326 CE - The Old St. Peter's Basilica was consecrated, during the papal reign of St. Sylvester I.

1302 - When Pope Boniface VIII issued the Papal bull Unam sanctam - 'The One Holy' - it wasn't the first bull issued by a Pope (and Lord knows it wouldn't be the last) but it was one of the strongest statements to date about Papal infallibility, and is probably responsible for that holier-than-Thou attitude of theirs the rest of us must contend with to this day.

1307 - According to legend, William Tell shot an apple off his son's head.

1477 - When William Caxton produced Dictes, or Sayengis of the Philosophres (written by the King's brother-in-law Earl Rivers, whose sister Elizabeth married Edward IV), it would be the first book printed on a printing press in England.

1626 - The extensively remodeled St. Peter's Basilica was re-consecrated by Pope Urban VIII.

1803 - At Battle of Vertières, the last major battle of the Haitian Revolution, Jean-Jacques Dessalines defeated French troops under Vicomte de Rochambeau - leading to the establishment of the first black republic in the Western Hemisphere, the Republic of Haiti, where the day is still celebrated.

1863 - Denmark's King Christian IX signed that country's November Constitution, which (in part) declared Schleswig to be part of Denmark; this was seen by the German Confederation as a violation of the London Protocol and would eventually lead to the German-Danish War of 1864.

1865 - Mark Twain's story The Celebrated Jumping Frog of Calaveras County was first published, in the New York Saturday Press.

1905 - Denmark's Prince Carl became King Haakon VII of Norway following the 1905 dissolution of the union between the two countries.

1916 - The First Battle of the Somme ended when British Expeditionary Force commander Douglas Haig called off the battle - which had started on July 1st.

1928 - The animated short Steamboat Willie, the first fully-synchronized sound cartoon, was released; directed by Walt Disney and Ub Iwerks, it featured the second appearances of cartoon stars Mickey and Minnie Mouse.
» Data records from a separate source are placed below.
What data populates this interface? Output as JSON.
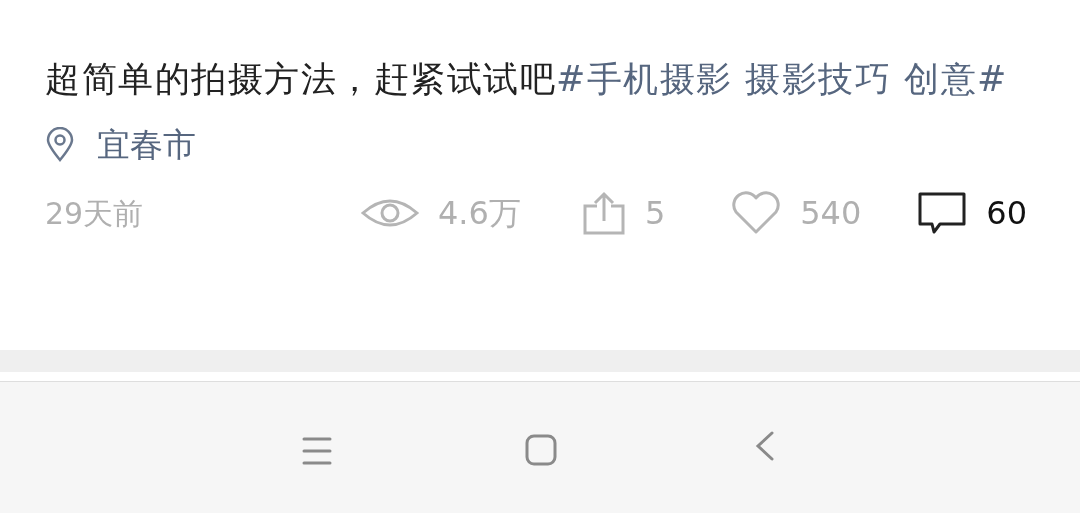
{
  "post": {
    "text": "超简单的拍摄方法，赶紧试试吧",
    "tags": "#手机摄影 摄影技巧 创意#",
    "location": "宜春市",
    "time": "29天前",
    "stats": [
      {
        "kind": "views",
        "value": "4.6万"
      },
      {
        "kind": "shares",
        "value": "5"
      },
      {
        "kind": "likes",
        "value": "540"
      },
      {
        "kind": "comments",
        "value": "60"
      }
    ]
  },
  "nav_bar": {
    "buttons": [
      {
        "kind": "menu"
      },
      {
        "kind": "home"
      },
      {
        "kind": "back"
      }
    ]
  }
}
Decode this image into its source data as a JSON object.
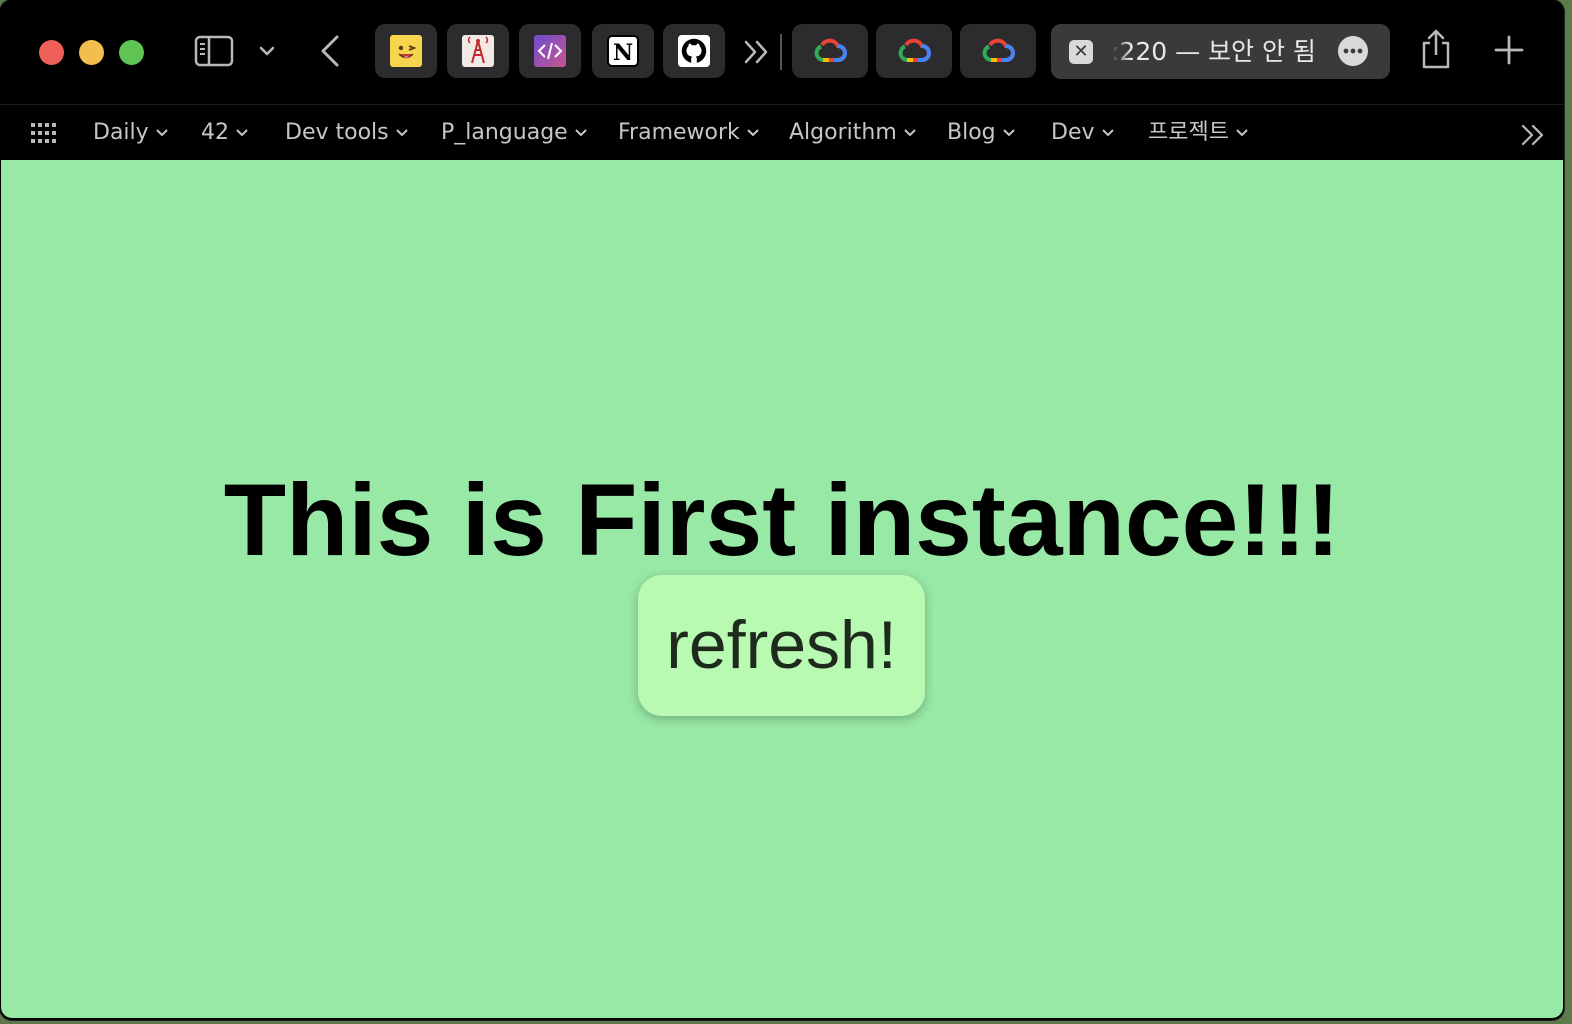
{
  "window": {
    "traffic_lights": [
      "close",
      "minimize",
      "zoom"
    ]
  },
  "toolbar": {
    "icons": {
      "sidebar": "sidebar-icon",
      "sidebar_menu": "chevron-down-icon",
      "back": "chevron-left-icon",
      "more_tabs": "double-chevron-right-icon",
      "share": "share-icon",
      "new_tab": "plus-icon"
    }
  },
  "pinned_tabs": [
    {
      "icon": "emoji-face-icon",
      "glyph": "😜"
    },
    {
      "icon": "tower-icon",
      "glyph": "A"
    },
    {
      "icon": "code-icon",
      "glyph": "</>"
    },
    {
      "icon": "notion-icon",
      "glyph": "N"
    },
    {
      "icon": "github-icon",
      "glyph": ""
    }
  ],
  "cloud_tabs": [
    {
      "icon": "google-cloud-icon"
    },
    {
      "icon": "google-cloud-icon"
    },
    {
      "icon": "google-cloud-icon"
    }
  ],
  "active_tab": {
    "title": ":220 — 보안 안 됨",
    "close_glyph": "✕"
  },
  "bookmarks": [
    {
      "label": "Daily"
    },
    {
      "label": "42"
    },
    {
      "label": "Dev tools"
    },
    {
      "label": "P_language"
    },
    {
      "label": "Framework"
    },
    {
      "label": "Algorithm"
    },
    {
      "label": "Blog"
    },
    {
      "label": "Dev"
    },
    {
      "label": "프로젝트"
    }
  ],
  "page": {
    "background": "#98e8a6",
    "headline": "This is First instance!!!",
    "refresh_button": {
      "label": "refresh!",
      "background": "#b8fab2"
    }
  }
}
This date is also considered by the Disney Corporation to be Mickey's birthday.

1929 - The Grand Banks earthquake - a submarine seismic event recorded at 7.2 on the Richter scale and centred on the Grand Banks in the Atlantic Ocean off the south coast of Newfoundland - broke 12 underwater transatlantic telegraph cables and triggered a tsunami that destroyed many south coast communities in the Burin Peninsula area.
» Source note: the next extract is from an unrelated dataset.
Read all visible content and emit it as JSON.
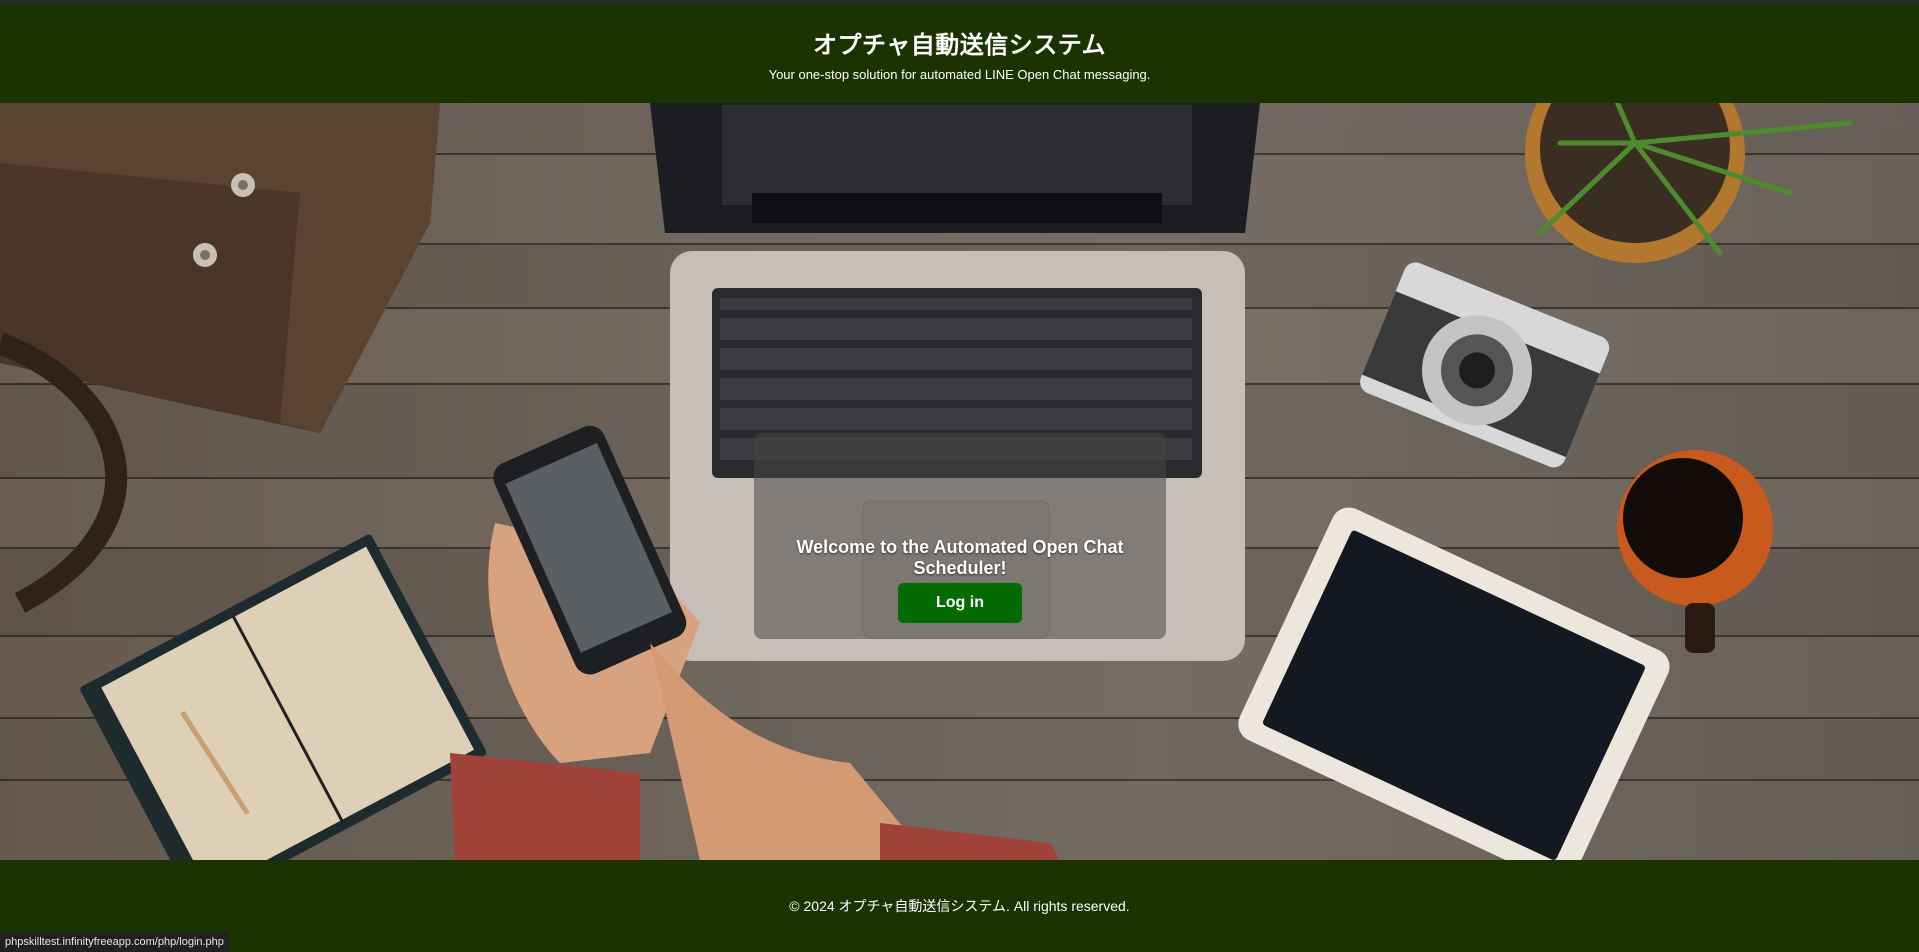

1947 - A fire at Ballantyne's Department Store fire in Christchurch killed 41, making it the worst such catastrophe in New Zealand history.

1978 - At the Jonestown incident in Guyana, Jim Jones led his Peoples Temple cult in a mass murder-suicide that claimed 918 lives in all, 909 of them at Jonestown itself, including over 270 children; the event had been precipitated by the fact-finding mission of Congressman Leo Ryan (D.-Calif.) and his subsequent murder (along with four journalists) at the hands of Jonestown thugs, also on this day.
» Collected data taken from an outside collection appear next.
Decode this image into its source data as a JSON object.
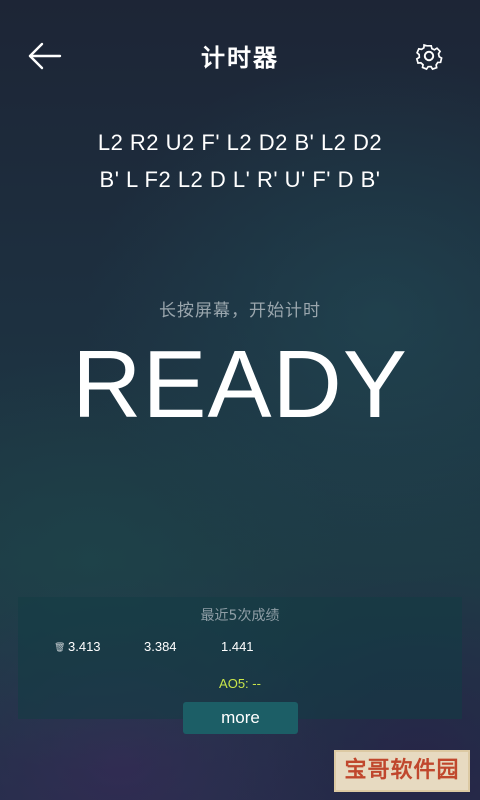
{
  "header": {
    "title": "计时器",
    "back_icon": "arrow-left-icon",
    "settings_icon": "gear-icon"
  },
  "scramble": {
    "line1": "L2 R2 U2 F' L2 D2 B' L2 D2",
    "line2": "B' L F2 L2 D L' R' U' F' D B'"
  },
  "timer": {
    "hint": "长按屏幕，开始计时",
    "status": "READY"
  },
  "recent": {
    "title": "最近5次成绩",
    "delete_icon": "trash-icon",
    "results": [
      "3.413",
      "3.384",
      "1.441"
    ],
    "ao5": "AO5: --",
    "more_label": "more"
  },
  "watermark": {
    "text": "宝哥软件园"
  },
  "colors": {
    "accent_yellow": "#c9e64a",
    "button_bg": "#1c5e66",
    "hint_gray": "#9aa6ad",
    "watermark_red": "#c9492c"
  }
}
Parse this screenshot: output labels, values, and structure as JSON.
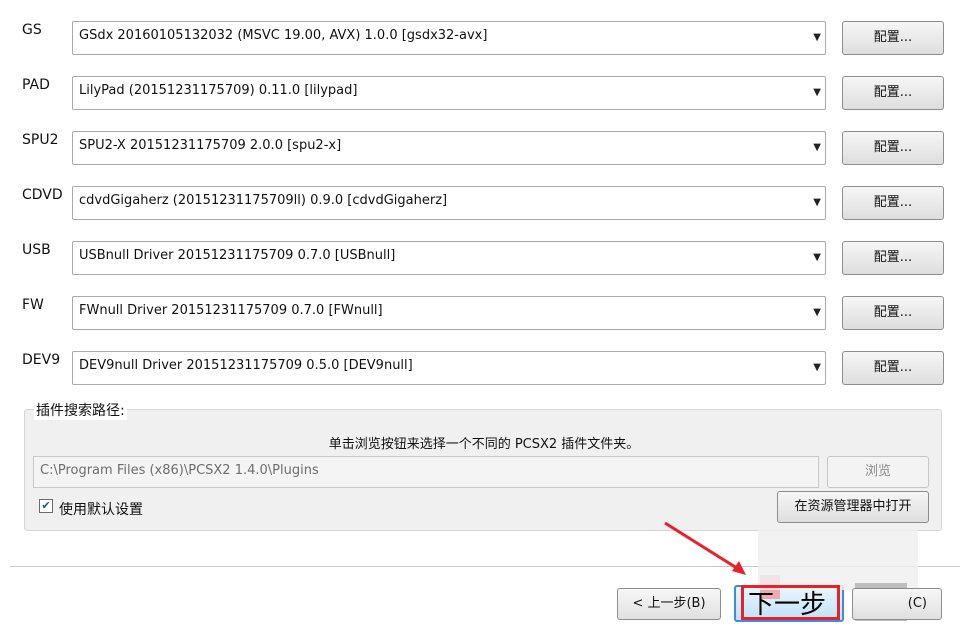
{
  "plugins": [
    {
      "label": "GS",
      "value": "GSdx 20160105132032 (MSVC 19.00, AVX) 1.0.0 [gsdx32-avx]",
      "config": "配置..."
    },
    {
      "label": "PAD",
      "value": "LilyPad (20151231175709) 0.11.0 [lilypad]",
      "config": "配置..."
    },
    {
      "label": "SPU2",
      "value": "SPU2-X 20151231175709 2.0.0 [spu2-x]",
      "config": "配置..."
    },
    {
      "label": "CDVD",
      "value": "cdvdGigaherz (20151231175709ll) 0.9.0 [cdvdGigaherz]",
      "config": "配置..."
    },
    {
      "label": "USB",
      "value": "USBnull Driver 20151231175709 0.7.0 [USBnull]",
      "config": "配置..."
    },
    {
      "label": "FW",
      "value": "FWnull Driver 20151231175709 0.7.0 [FWnull]",
      "config": "配置..."
    },
    {
      "label": "DEV9",
      "value": "DEV9null Driver 20151231175709 0.5.0 [DEV9null]",
      "config": "配置..."
    }
  ],
  "search_path": {
    "title": "插件搜索路径:",
    "hint": "单击浏览按钮来选择一个不同的 PCSX2 插件文件夹。",
    "path": "C:\\Program Files (x86)\\PCSX2 1.4.0\\Plugins",
    "browse": "浏览",
    "use_default": "使用默认设置",
    "use_default_checked": true,
    "open_explorer": "在资源管理器中打开"
  },
  "footer": {
    "back": "< 上一步(B)",
    "next": "下一步",
    "cancel": "(C)"
  },
  "colors": {
    "highlight": "#e8202a",
    "next_border": "#3a8de0"
  }
}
1985 - Bill Watterson's legendary comic strip Calvin and Hobbes debuted.

1987 - During a fire in London, 31 people died at the city's busiest Tube station, King's Cross St Pancras.

1991 - Following the 87-day siege of Vukovar, that Croatian city capitulated to the besieging Yugoslav People's Army and allied Serb paramilitary forces.

2000 - Welsh beauty Catherine Zeta-Jones married Hollywood royalty Michael Douglas at New York City's famed Plaza Hotel.

2003 - The UK's Local Government Act 2003 received Royal Assent, repealing the Thatcher government's controversial anti-gay amendment Section 28 in England and Wales; Scotland had already repealed it in June 2000 with the passage of its Ethical Standards in Public Life etc. (Scotland) Act 2000. First passed in May 1988 and championed by, among many others, Michael Howard, Section 28 remains one of the most loathsome pieces of legislation ever produced by the Mother of All Parliaments.